Глаза Демида загорелись. Александра улыбнулась. Черные брови стрелами разошлись над глазами. Ровные, как жемчуг, зубы заиграли в блеске солнечного луча, прокравшегося сквозь слюдяное оконце.

— А все-таки боязно!

— Что ты, Леся! Помнишь, как ты разбойника колом по голове угостила, пистоль у него забрала… — напомнил Демид.

— Было, было! — засмеялась Александра, вспомнив, как в позапрошлом году ехала с матерью с ярмарки и попался им по дороге какой-то человек лихой, попросился подвезти, а потом захотел ограбить. Да, пожалуй, до сих пор жалеет он о том.

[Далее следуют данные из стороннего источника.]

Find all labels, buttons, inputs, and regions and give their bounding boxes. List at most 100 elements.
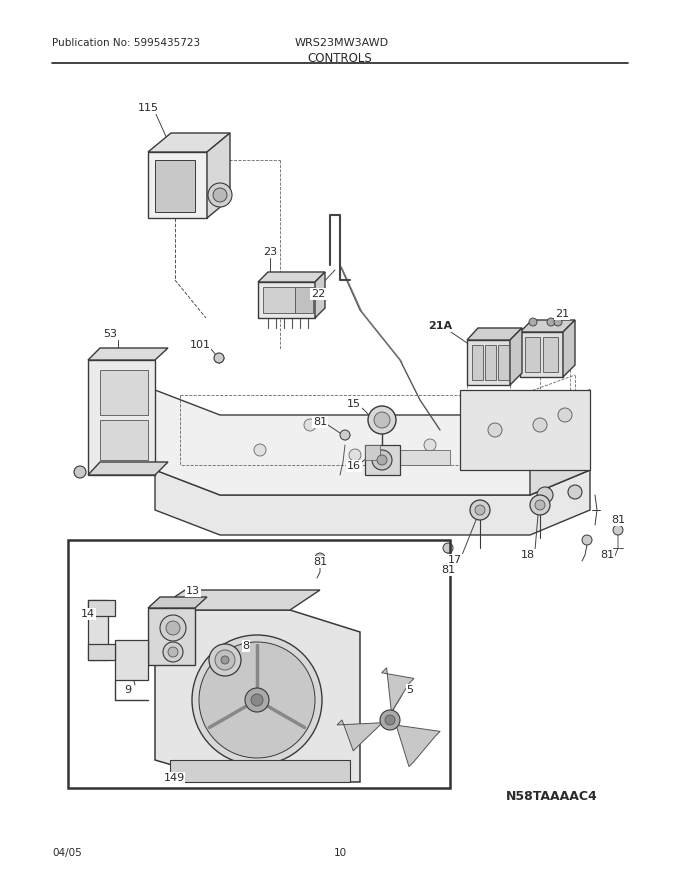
Polygon shape <box>155 470 590 535</box>
Polygon shape <box>100 420 148 460</box>
Text: 81: 81 <box>611 515 625 525</box>
Polygon shape <box>148 152 207 218</box>
Polygon shape <box>395 450 450 465</box>
Polygon shape <box>88 462 168 475</box>
Polygon shape <box>510 328 522 385</box>
Polygon shape <box>563 320 575 377</box>
Polygon shape <box>100 370 148 415</box>
Polygon shape <box>88 360 155 475</box>
Text: 22: 22 <box>311 289 325 299</box>
Text: 81: 81 <box>600 550 614 560</box>
Text: 81: 81 <box>313 557 327 567</box>
Circle shape <box>213 188 227 202</box>
Circle shape <box>475 505 485 515</box>
Circle shape <box>304 419 316 431</box>
Polygon shape <box>525 337 540 372</box>
Circle shape <box>192 635 322 765</box>
Circle shape <box>368 406 396 434</box>
Polygon shape <box>263 287 295 313</box>
Polygon shape <box>337 720 382 751</box>
Polygon shape <box>155 590 320 610</box>
Circle shape <box>251 694 263 706</box>
Text: 14: 14 <box>81 609 95 619</box>
Text: 53: 53 <box>103 329 117 339</box>
Polygon shape <box>396 725 440 766</box>
Text: 16: 16 <box>347 461 361 471</box>
Circle shape <box>315 553 325 563</box>
Circle shape <box>221 656 229 664</box>
Polygon shape <box>148 133 230 152</box>
Text: 101: 101 <box>190 340 211 350</box>
Polygon shape <box>460 390 590 470</box>
Circle shape <box>547 318 555 326</box>
Text: 04/05: 04/05 <box>52 848 82 858</box>
Text: 149: 149 <box>163 773 185 783</box>
Circle shape <box>554 318 562 326</box>
Polygon shape <box>155 390 590 495</box>
Circle shape <box>377 455 387 465</box>
Polygon shape <box>365 445 400 475</box>
Text: N58TAAAAC4: N58TAAAAC4 <box>506 790 598 803</box>
Polygon shape <box>88 600 115 616</box>
Polygon shape <box>88 348 168 360</box>
Polygon shape <box>498 345 509 380</box>
Text: 10: 10 <box>333 848 347 858</box>
Text: 18: 18 <box>521 550 535 560</box>
Text: 23: 23 <box>263 247 277 257</box>
Polygon shape <box>530 390 590 495</box>
Polygon shape <box>88 644 115 660</box>
Circle shape <box>613 525 623 535</box>
Polygon shape <box>467 340 510 385</box>
Text: 15: 15 <box>347 399 361 409</box>
Circle shape <box>537 487 553 503</box>
Circle shape <box>166 621 180 635</box>
Circle shape <box>535 500 545 510</box>
Text: 13: 13 <box>186 586 200 596</box>
Circle shape <box>340 430 350 440</box>
Polygon shape <box>148 597 207 608</box>
Polygon shape <box>155 160 195 212</box>
Polygon shape <box>207 133 230 218</box>
Circle shape <box>530 495 550 515</box>
Polygon shape <box>155 610 360 782</box>
Circle shape <box>349 449 361 461</box>
Text: 81: 81 <box>313 417 327 427</box>
Polygon shape <box>258 272 325 282</box>
Circle shape <box>380 710 400 730</box>
Circle shape <box>385 715 395 725</box>
Circle shape <box>488 423 502 437</box>
Polygon shape <box>258 282 315 318</box>
Circle shape <box>168 647 178 657</box>
Polygon shape <box>543 337 558 372</box>
Polygon shape <box>115 640 148 680</box>
Circle shape <box>582 535 592 545</box>
Circle shape <box>424 439 436 451</box>
Text: 115: 115 <box>137 103 158 113</box>
Text: WRS23MW3AWD: WRS23MW3AWD <box>295 38 389 48</box>
Text: 9: 9 <box>124 685 131 695</box>
Circle shape <box>533 418 547 432</box>
Text: 5: 5 <box>407 685 413 695</box>
Polygon shape <box>520 320 575 332</box>
Circle shape <box>215 650 235 670</box>
Polygon shape <box>467 328 522 340</box>
Circle shape <box>372 450 392 470</box>
Circle shape <box>374 412 390 428</box>
Polygon shape <box>472 345 483 380</box>
Circle shape <box>74 466 86 478</box>
Text: 21: 21 <box>555 309 569 319</box>
Circle shape <box>209 644 241 676</box>
Text: 81: 81 <box>441 565 455 575</box>
Polygon shape <box>170 760 350 782</box>
Polygon shape <box>148 608 195 665</box>
Polygon shape <box>381 668 414 712</box>
Circle shape <box>199 642 315 758</box>
Circle shape <box>214 353 224 363</box>
Circle shape <box>558 408 572 422</box>
Text: 21A: 21A <box>428 321 452 331</box>
Circle shape <box>208 183 232 207</box>
Circle shape <box>443 543 453 553</box>
Polygon shape <box>315 272 325 318</box>
Text: 8: 8 <box>243 641 250 651</box>
Polygon shape <box>520 332 563 377</box>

— Подумай, Леся, меня сам гетман Хмельницкий позвал, так и сказал: «Бери жену и сына и приезжай. Ты мне, Пивторакожуха, тут весьма нужен!» Грамоту ж видала, саблю видала… Денег, лошадей дал. Я в Переяславе на майдане присягу давал.

Проснулся Василько. Протирая кулачками глаза, сказал:

— Что, уже едем?

— Вот видишь, и Василько хочет ехать.

— Ехать, — повторил мальчуган, скатываясь с лежанки, и в одной длинной сорочке забрался к отцу на колени. — Я казаком буду? — спрашивал он и, дергая мать за рукав, приговаривал: — Ну, мама, давай поедем.

— Вишь, какой ты скорый, — улыбнулась Саня. — Еще позавтракаешь и пообедаешь дома…

Она встала с лавки, неторопливым движением перекинула тяжелую русую косу через плечо, подошла к печи, легко ступая на высоких каблуках новых сапожек желтой кожи, привезенных Демидом из Переяслава.

Звякнула щеколда. В растворе двери появилась незнакомое лицо. Перекрестясь на икону, в избу просунулась тоненькая фигурка в сером кафтане.

— Здесь Демид Пивторакожуха проживает? — Спросил и воззрился на печь, где розовели в миске свежеиспеченные пирожки.